Boron neutron capture therapy (BNCT) combines selective accumulation of (10)B carriers in
tumor tissue with subsequent neutron irradiation. We previously demonstrated the therapeutic efficacy of BNCT in the hamster cheek pouch
oral cancer model. Optimization of BNCT depends largely on improving
boron targeting to
tumor cells. Seeking to maximize the potential of BNCT for the treatment for
head and neck cancer, the aim of the present study was to perform
boron biodistribution studies in the
oral cancer model employing two different
liposome formulations that were previously tested for a different pathology, i.e., in experimental mammary
carcinoma in BALB/c mice: (1) MAC:
liposomes incorporating K[nido-7-CH(3)(CH(2))(15)-7,8-C(2)B(9)H(11)] in the bilayer membrane and encapsulating a hypertonic
buffer, administered intravenously at 6 mg B per kg
body weight, and (2) MAC-TAC:
liposomes incorporating K[nido-7-CH(3)(CH(2))(15)-7,8-C(2)B(9)H(11)] in the bilayer membrane and encapsulating a concentrated aqueous
solution of the hydrophilic species Na(3) [ae-B(20)H(17)NH(3)], administered intravenously at 18 mg B per kg
body weight. Samples of
tumor, precancerous and normal pouch tissue, spleen, liver, kidney, and blood were taken at different times post-administration and processed to measure
boron content by inductively coupled plasma mass spectrometry. No ostensible clinical toxic effects were observed with the selected formulations. Both MAC and MAC-TAC delivered
boron selectively to
tumor tissue.
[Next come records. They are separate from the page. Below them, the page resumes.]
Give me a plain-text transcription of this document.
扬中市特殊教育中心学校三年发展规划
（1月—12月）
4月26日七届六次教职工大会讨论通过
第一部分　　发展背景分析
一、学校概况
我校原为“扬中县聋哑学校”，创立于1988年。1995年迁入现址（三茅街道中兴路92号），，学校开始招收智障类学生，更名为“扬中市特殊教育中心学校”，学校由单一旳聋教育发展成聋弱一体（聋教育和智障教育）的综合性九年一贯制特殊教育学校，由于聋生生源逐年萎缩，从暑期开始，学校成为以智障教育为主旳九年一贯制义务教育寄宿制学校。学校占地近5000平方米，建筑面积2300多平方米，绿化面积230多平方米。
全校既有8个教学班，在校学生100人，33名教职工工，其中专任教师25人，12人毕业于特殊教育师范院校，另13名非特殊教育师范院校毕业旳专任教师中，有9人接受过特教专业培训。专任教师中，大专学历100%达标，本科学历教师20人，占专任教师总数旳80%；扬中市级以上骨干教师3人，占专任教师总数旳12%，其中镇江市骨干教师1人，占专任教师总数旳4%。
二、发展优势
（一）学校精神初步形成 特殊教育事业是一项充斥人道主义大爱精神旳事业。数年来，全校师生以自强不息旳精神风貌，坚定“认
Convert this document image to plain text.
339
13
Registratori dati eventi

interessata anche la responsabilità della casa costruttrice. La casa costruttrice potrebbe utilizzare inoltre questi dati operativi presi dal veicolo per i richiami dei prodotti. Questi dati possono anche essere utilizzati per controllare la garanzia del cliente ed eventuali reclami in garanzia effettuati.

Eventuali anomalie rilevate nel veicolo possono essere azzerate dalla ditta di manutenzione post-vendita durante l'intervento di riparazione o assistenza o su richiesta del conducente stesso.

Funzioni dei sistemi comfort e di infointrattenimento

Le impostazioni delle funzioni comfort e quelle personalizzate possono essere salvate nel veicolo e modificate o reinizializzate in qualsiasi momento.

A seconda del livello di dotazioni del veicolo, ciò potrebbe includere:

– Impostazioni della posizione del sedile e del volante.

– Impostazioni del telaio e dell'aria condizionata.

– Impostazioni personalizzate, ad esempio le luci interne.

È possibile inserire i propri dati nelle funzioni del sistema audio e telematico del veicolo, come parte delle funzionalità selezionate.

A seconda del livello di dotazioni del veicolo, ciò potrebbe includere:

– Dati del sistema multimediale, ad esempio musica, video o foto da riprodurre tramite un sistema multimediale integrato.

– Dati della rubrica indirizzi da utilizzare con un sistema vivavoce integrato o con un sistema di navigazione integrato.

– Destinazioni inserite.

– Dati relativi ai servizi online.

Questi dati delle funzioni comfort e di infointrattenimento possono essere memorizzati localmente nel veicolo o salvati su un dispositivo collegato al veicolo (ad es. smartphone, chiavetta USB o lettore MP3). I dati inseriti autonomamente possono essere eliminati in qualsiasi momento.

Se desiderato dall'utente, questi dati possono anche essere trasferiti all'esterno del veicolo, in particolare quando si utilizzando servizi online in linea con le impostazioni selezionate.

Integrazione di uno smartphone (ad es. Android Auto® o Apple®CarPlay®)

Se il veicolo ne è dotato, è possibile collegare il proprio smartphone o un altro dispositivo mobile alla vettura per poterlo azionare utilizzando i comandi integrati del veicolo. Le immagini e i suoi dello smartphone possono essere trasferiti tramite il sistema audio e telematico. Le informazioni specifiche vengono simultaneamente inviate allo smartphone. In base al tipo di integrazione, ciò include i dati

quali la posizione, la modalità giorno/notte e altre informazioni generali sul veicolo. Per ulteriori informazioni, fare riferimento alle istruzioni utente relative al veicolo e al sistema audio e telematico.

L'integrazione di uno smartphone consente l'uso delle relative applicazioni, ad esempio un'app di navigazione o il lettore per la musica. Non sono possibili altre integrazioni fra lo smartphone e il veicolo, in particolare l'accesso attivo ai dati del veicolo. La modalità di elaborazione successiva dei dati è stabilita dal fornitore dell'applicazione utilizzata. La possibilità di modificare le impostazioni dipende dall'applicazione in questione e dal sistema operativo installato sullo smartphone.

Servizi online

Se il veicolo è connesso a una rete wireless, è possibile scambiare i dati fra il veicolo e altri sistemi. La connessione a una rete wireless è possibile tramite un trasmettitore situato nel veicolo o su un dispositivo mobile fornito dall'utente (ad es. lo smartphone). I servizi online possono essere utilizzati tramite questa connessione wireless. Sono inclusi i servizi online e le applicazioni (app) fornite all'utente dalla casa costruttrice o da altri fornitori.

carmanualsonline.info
Absolute
tumor values for MAC-TAC peaked to 66.6 ± 16.1 ppm at 48 h and to 43.9 ± 17.6 ppm at 54 h with very favorable ratios of
tumor boron relative to precancerous and normal tissue, making these protocols particularly worthy of radiobiological assessment.
Boron concentration values obtained would result in therapeutic BNCT doses in
tumor without exceeding radiotolerance in precancerous/normal tissue at the thermal neutron facility at RA-3.